La apertura el pasado viernes de la embajada yanqui en La Habana parece que significa el principio del fin de la larga y peculiar dictadura de los hermanos Castro. Algo de culpa habremos tenido los gallegos, ya que uno de nosotros, un vecino de Láncara, en Lugo, participó la guerra de Cuba, con el desastre del 98, y regresó al poco para quedarse, montar un ingenio y fundar una familia. Al mayor de sus hijos lo puso a jugar al baloncesto y le dio una carrera. Y lo hizo revolucionario.
El pequeño, que lo admiraba, se fue con él al infierno. Se trata claro está, de Fidel y Raúl Castro Ruz. Tras el golpe de estado de Batista, ya en 1953, los Castro participan en el asalto al cuartel Moncada, donde mueren setenta hombres. Seis años después desembarcan en una motora llamada Gramma y son perseguidos y acorralados en Sierra Maestra, donde los encontraría el fotógrafo Enrique Meneses, y de donde bajarían para tomar el poder.

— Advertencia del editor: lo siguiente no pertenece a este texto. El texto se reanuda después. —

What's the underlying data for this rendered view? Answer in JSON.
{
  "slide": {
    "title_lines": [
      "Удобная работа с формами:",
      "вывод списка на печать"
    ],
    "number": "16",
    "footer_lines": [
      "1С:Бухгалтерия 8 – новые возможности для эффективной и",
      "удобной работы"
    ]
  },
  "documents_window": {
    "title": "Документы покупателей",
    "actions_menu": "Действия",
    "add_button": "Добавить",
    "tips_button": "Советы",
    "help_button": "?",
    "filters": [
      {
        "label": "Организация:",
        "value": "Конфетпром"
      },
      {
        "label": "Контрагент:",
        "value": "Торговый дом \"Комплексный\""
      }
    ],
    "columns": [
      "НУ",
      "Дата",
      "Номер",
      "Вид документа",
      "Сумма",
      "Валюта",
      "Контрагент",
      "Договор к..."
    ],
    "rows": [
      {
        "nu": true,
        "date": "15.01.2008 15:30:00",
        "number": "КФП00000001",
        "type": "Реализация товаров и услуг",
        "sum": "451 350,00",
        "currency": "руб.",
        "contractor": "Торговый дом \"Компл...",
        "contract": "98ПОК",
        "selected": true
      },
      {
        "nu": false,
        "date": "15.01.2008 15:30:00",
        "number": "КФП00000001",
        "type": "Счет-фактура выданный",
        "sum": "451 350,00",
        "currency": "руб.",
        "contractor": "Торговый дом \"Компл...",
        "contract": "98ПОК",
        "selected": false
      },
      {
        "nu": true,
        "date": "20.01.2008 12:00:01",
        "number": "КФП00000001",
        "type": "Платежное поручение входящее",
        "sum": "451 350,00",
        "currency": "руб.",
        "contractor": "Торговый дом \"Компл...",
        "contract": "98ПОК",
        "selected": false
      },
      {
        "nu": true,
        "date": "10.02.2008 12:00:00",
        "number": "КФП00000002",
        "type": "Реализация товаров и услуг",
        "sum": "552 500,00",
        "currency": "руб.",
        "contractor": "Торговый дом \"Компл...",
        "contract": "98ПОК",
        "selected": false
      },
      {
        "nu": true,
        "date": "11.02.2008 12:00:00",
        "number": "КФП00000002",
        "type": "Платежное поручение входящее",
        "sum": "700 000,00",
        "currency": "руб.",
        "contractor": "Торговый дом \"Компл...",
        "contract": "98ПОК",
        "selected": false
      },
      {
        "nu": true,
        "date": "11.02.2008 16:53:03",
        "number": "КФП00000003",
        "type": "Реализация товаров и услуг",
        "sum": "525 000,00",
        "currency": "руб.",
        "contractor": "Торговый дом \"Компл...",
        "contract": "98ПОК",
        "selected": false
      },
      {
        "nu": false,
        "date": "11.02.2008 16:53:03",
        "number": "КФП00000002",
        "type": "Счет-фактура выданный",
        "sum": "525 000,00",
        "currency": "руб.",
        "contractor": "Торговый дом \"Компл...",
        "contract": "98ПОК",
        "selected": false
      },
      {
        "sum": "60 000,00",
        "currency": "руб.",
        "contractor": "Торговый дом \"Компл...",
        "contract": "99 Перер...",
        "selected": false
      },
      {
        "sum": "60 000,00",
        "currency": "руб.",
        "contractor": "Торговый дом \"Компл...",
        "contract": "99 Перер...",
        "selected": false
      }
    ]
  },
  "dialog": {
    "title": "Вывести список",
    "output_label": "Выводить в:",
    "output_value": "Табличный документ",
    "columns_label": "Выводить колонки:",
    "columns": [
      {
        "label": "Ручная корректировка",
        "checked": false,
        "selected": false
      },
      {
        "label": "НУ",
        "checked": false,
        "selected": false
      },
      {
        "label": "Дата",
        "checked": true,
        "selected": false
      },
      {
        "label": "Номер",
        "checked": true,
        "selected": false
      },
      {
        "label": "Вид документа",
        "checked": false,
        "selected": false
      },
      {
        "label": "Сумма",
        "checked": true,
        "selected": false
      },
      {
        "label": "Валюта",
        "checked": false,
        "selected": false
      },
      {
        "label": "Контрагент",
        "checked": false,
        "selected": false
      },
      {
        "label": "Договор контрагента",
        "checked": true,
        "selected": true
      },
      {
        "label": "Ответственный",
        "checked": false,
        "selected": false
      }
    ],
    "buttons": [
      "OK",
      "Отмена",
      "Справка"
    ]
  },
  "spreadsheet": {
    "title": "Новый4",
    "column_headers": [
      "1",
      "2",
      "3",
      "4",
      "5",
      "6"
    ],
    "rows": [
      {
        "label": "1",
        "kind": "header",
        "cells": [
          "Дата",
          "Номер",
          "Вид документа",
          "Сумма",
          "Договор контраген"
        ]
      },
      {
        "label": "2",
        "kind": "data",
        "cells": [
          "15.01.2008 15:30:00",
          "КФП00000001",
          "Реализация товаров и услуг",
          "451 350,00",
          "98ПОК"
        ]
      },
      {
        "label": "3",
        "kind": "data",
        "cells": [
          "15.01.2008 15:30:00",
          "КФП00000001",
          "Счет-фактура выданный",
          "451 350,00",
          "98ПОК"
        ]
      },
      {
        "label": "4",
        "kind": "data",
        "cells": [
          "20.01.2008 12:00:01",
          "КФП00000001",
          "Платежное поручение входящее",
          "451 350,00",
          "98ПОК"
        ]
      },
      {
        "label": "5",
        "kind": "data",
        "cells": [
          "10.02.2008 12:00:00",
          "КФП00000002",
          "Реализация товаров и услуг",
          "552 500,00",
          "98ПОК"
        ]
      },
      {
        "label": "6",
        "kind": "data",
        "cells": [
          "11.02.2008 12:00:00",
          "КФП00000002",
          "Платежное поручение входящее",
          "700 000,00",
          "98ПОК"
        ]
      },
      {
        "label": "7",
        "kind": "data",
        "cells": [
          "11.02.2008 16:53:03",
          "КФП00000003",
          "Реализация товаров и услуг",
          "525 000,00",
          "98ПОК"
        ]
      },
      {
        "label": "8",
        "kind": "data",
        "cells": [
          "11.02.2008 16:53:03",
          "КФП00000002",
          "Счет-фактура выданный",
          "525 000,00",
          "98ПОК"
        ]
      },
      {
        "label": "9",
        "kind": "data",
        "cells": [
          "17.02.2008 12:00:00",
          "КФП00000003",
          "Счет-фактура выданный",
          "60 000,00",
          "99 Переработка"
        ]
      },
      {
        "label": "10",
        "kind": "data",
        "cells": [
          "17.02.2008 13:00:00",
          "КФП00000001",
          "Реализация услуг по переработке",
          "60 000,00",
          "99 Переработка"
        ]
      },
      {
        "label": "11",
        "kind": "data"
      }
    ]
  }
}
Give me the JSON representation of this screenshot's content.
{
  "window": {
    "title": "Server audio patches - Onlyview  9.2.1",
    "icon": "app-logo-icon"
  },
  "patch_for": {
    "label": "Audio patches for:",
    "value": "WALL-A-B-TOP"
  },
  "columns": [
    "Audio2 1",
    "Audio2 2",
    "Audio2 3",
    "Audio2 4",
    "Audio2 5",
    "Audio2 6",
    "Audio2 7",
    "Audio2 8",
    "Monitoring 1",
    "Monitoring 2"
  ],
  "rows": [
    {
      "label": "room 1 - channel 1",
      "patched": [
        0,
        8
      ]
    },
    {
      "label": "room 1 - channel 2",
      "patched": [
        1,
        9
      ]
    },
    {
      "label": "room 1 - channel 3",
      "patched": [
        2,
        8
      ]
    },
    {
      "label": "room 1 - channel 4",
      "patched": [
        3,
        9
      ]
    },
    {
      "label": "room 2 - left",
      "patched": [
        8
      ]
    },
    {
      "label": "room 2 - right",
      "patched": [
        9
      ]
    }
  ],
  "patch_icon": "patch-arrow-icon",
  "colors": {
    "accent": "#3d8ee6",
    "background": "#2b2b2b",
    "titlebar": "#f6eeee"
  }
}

La revolución de los Castro tuvo la mala suerte de caer en un momento de grandes tensiones políticas, en que los dos bloques (me refiero a USA y URSS, no al BNG) sobredimensionaron lo que era una maravillosa aventura idealista y pasó a ser una gran reyerta entre barbudos y el anillo de Tolkien. Cuba desde entonces estuvo ocupada por ambos contendientes, el uno en Guantánamo y el otro en la Economía.
Yo no quiero para otros más que lo que quiero para mí. Por eso no deseo solo salud y educación, sin libertad. Pero la libertad la quiero para vivir mejor, no peor. A ver qué pasa.